Harrys Politikpalaver

Liebe Wähler der FDP,

herzlichen Dank für das erhaltene Vertrauen bei der Kommunalwahl am 12. September 2021. Durch Ihre Stimmen werde ich die Farben der FDP sowohl im Gemeinderat Tostedt als auch im Samtgemeinderat Tostedt vertreten dürfen. In beiden Räten ist hinsichtlich der Zusammensetzung quasi ein Regenbogen eingezogen, es wird daher darauf ankommen, Parteien und Gruppen übergreifend politische Aufgaben zu lösen. Da wird mehr Reden als nur Machen angesagt sein, aber vielleicht hilft das, auch das politische Klima in Tostedt positiv zu gestalten.
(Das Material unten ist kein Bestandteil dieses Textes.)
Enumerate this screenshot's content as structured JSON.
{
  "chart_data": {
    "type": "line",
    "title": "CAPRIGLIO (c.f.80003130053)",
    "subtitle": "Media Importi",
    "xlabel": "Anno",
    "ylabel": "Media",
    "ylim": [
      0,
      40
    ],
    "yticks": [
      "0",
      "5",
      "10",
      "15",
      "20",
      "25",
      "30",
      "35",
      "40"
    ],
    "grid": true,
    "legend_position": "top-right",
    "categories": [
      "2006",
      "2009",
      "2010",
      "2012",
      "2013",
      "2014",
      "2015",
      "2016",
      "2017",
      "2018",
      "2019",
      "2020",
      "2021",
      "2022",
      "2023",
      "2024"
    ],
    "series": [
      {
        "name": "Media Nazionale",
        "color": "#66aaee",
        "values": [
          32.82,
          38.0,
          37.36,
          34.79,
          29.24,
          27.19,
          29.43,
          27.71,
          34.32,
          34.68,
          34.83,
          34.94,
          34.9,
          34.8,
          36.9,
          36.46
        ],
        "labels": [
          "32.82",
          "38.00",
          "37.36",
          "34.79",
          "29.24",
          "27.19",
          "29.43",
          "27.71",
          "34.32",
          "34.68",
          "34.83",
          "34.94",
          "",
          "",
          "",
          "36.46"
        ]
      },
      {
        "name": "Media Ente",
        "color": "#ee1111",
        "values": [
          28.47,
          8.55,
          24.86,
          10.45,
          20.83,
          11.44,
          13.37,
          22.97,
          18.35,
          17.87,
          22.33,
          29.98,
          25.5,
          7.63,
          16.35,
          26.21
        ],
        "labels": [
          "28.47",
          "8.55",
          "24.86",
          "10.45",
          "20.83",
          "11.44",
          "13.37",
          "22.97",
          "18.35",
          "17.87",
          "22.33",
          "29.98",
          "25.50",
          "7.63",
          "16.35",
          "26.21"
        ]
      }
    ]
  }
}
In meiner mir nunmehr zugewiesenen Position als 2. stellvertretender Bürgermeister der Gemeinde Tostedt werde ich mich darum bemühen, den Bürgerinnen und Bürgern die ihnen zustehende Anerkennung zukommen zu lassen.
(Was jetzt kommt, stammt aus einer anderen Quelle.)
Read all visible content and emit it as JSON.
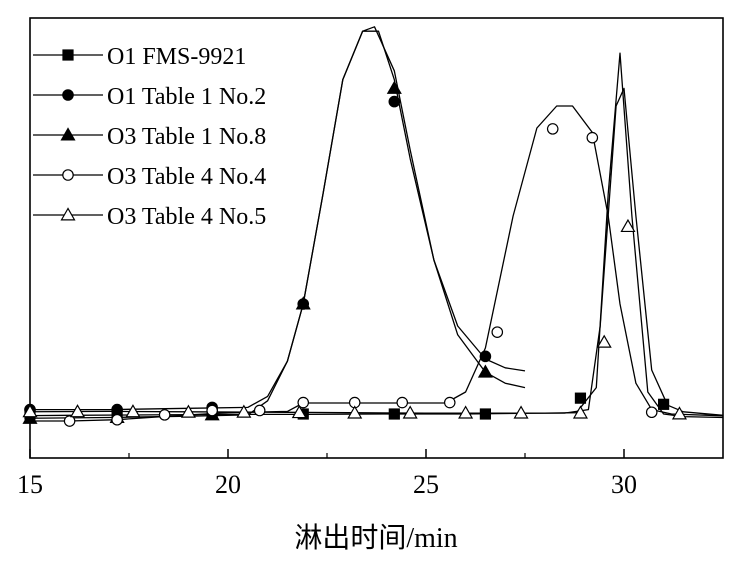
{
  "chart_data": {
    "type": "line",
    "xlabel": "淋出时间/min",
    "ylabel": "",
    "xlim": [
      15,
      32.5
    ],
    "ylim": [
      0,
      1.0
    ],
    "y_ticks_visible": false,
    "grid": false,
    "legend_position": "top-left",
    "x_ticks": [
      {
        "value": 15,
        "label": "15"
      },
      {
        "value": 20,
        "label": "20"
      },
      {
        "value": 25,
        "label": "25"
      },
      {
        "value": 30,
        "label": "30"
      }
    ],
    "series": [
      {
        "name": "O1 FMS-9921",
        "marker": "square-filled",
        "curve": [
          [
            14.5,
            0.096
          ],
          [
            16,
            0.097
          ],
          [
            18,
            0.098
          ],
          [
            20,
            0.099
          ],
          [
            22,
            0.099
          ],
          [
            24,
            0.1
          ],
          [
            26,
            0.1
          ],
          [
            28,
            0.102
          ],
          [
            28.8,
            0.103
          ],
          [
            29.3,
            0.16
          ],
          [
            29.6,
            0.6
          ],
          [
            29.9,
            0.92
          ],
          [
            30.2,
            0.55
          ],
          [
            30.6,
            0.15
          ],
          [
            31,
            0.1
          ],
          [
            31.5,
            0.094
          ],
          [
            32.5,
            0.092
          ]
        ],
        "markers": [
          [
            15,
            0.1
          ],
          [
            17.2,
            0.1
          ],
          [
            19.6,
            0.1
          ],
          [
            21.9,
            0.1
          ],
          [
            24.2,
            0.1
          ],
          [
            26.5,
            0.1
          ],
          [
            28.9,
            0.136
          ],
          [
            31,
            0.122
          ]
        ]
      },
      {
        "name": "O1 Table 1 No.2",
        "marker": "circle-filled",
        "curve": [
          [
            14.5,
            0.11
          ],
          [
            17,
            0.11
          ],
          [
            19,
            0.113
          ],
          [
            20.5,
            0.115
          ],
          [
            21,
            0.14
          ],
          [
            21.5,
            0.22
          ],
          [
            21.9,
            0.35
          ],
          [
            22.4,
            0.6
          ],
          [
            22.9,
            0.86
          ],
          [
            23.4,
            0.97
          ],
          [
            23.8,
            0.97
          ],
          [
            24.2,
            0.86
          ],
          [
            24.6,
            0.68
          ],
          [
            25.2,
            0.45
          ],
          [
            25.8,
            0.3
          ],
          [
            26.5,
            0.225
          ],
          [
            27,
            0.205
          ],
          [
            27.5,
            0.198
          ]
        ],
        "markers": [
          [
            15,
            0.11
          ],
          [
            17.2,
            0.11
          ],
          [
            19.6,
            0.115
          ],
          [
            21.9,
            0.35
          ],
          [
            24.2,
            0.81
          ],
          [
            26.5,
            0.231
          ]
        ]
      },
      {
        "name": "O3 Table 1 No.8",
        "marker": "triangle-filled",
        "curve": [
          [
            14.5,
            0.09
          ],
          [
            17,
            0.092
          ],
          [
            19,
            0.095
          ],
          [
            20.5,
            0.098
          ],
          [
            21,
            0.13
          ],
          [
            21.5,
            0.22
          ],
          [
            21.9,
            0.35
          ],
          [
            22.4,
            0.6
          ],
          [
            22.9,
            0.86
          ],
          [
            23.4,
            0.97
          ],
          [
            23.7,
            0.98
          ],
          [
            24.2,
            0.88
          ],
          [
            24.6,
            0.7
          ],
          [
            25.2,
            0.45
          ],
          [
            25.8,
            0.28
          ],
          [
            26.5,
            0.195
          ],
          [
            27,
            0.17
          ],
          [
            27.5,
            0.16
          ]
        ],
        "markers": [
          [
            15,
            0.09
          ],
          [
            17.2,
            0.092
          ],
          [
            19.6,
            0.098
          ],
          [
            21.9,
            0.35
          ],
          [
            24.2,
            0.84
          ],
          [
            26.5,
            0.195
          ]
        ]
      },
      {
        "name": "O3 Table 4 No.4",
        "marker": "circle-open",
        "curve": [
          [
            14.5,
            0.084
          ],
          [
            16,
            0.084
          ],
          [
            17.2,
            0.087
          ],
          [
            18.5,
            0.095
          ],
          [
            20,
            0.103
          ],
          [
            21.5,
            0.106
          ],
          [
            21.9,
            0.125
          ],
          [
            23.2,
            0.125
          ],
          [
            25.5,
            0.125
          ],
          [
            26,
            0.15
          ],
          [
            26.5,
            0.25
          ],
          [
            27.2,
            0.55
          ],
          [
            27.8,
            0.75
          ],
          [
            28.3,
            0.8
          ],
          [
            28.7,
            0.8
          ],
          [
            29.2,
            0.74
          ],
          [
            29.6,
            0.55
          ],
          [
            29.9,
            0.35
          ],
          [
            30.3,
            0.17
          ],
          [
            30.7,
            0.11
          ],
          [
            31.2,
            0.1
          ],
          [
            32.5,
            0.096
          ]
        ],
        "markers": [
          [
            16,
            0.084
          ],
          [
            17.2,
            0.087
          ],
          [
            18.4,
            0.098
          ],
          [
            19.6,
            0.108
          ],
          [
            20.8,
            0.108
          ],
          [
            21.9,
            0.126
          ],
          [
            23.2,
            0.126
          ],
          [
            24.4,
            0.126
          ],
          [
            25.6,
            0.126
          ],
          [
            26.8,
            0.286
          ],
          [
            28.2,
            0.748
          ],
          [
            29.2,
            0.728
          ],
          [
            30.7,
            0.104
          ]
        ]
      },
      {
        "name": "O3 Table 4 No.5",
        "marker": "triangle-open",
        "curve": [
          [
            14.5,
            0.105
          ],
          [
            17,
            0.106
          ],
          [
            19,
            0.105
          ],
          [
            21,
            0.104
          ],
          [
            23,
            0.103
          ],
          [
            25,
            0.102
          ],
          [
            27,
            0.102
          ],
          [
            28.5,
            0.102
          ],
          [
            29.1,
            0.11
          ],
          [
            29.4,
            0.3
          ],
          [
            29.8,
            0.8
          ],
          [
            30,
            0.84
          ],
          [
            30.3,
            0.55
          ],
          [
            30.7,
            0.2
          ],
          [
            31.1,
            0.12
          ],
          [
            31.5,
            0.105
          ],
          [
            32.5,
            0.097
          ]
        ],
        "markers": [
          [
            15,
            0.105
          ],
          [
            16.2,
            0.105
          ],
          [
            17.6,
            0.105
          ],
          [
            19,
            0.104
          ],
          [
            20.4,
            0.104
          ],
          [
            21.8,
            0.103
          ],
          [
            23.2,
            0.102
          ],
          [
            24.6,
            0.102
          ],
          [
            26,
            0.102
          ],
          [
            27.4,
            0.102
          ],
          [
            28.9,
            0.102
          ],
          [
            29.5,
            0.263
          ],
          [
            30.1,
            0.526
          ],
          [
            31.4,
            0.1
          ]
        ]
      }
    ]
  }
}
Ich möchte mein Engagement in der Ratsperiode auf drei Bereiche richten, da ist die Stadtentwicklung zu nennen, die in Zeiten des Klimawandels zukunftsfähig zu gestalten ist, die Wirtschaft und die Kultur. Daneben dürfen aber auch die praktischen Themen nicht außen vor bleiben. Unsere Kindertagesstätten und Schulen brauchen unbedingt eine zeit- und coronaangepasste Ausstattung. Zur Gestaltung des Bahnhofs, einer Visitenkarte Tostedts, muss ein neuer Anlauf genommen werden. Tostedt braucht mehr kurze und sichere Wege für Fußgänger und Radfahrer. Auch sollte eine bessere und ökologisch sinnvolle Verkehrs-Anbindung der Mitgliedsgemeinden angestrebt werden. Die Gewerbeentwicklung muss proaktiv angegangen werden. In der konstituierenden Sitzung des Rates wurde mein Antrag angenommen, den Finanzausschuss der Gemeinde zu einem Wirtschafts- und Finanzausschuss umzubenennen. Diese Benennung verstehe ich auch als Verpflichtung, der Wirtschaftsentwicklung mehr Aufmerksamkeit zu schenken.

In meinen Augen darf Tostedt nicht zur Schlafstadt werden. Wir müssen ein lebendiges Wirtschaftsleben gerade auch im Zentrum fördern. Junge Menschen, die sich eine eigene Existenz aufbauen wollen, verdienen unsere Unterstützung. Tostedt braucht eine vorausschauende Gewerbegebietsentwicklung, die wirklich Chancen bietet für neue Bereiche.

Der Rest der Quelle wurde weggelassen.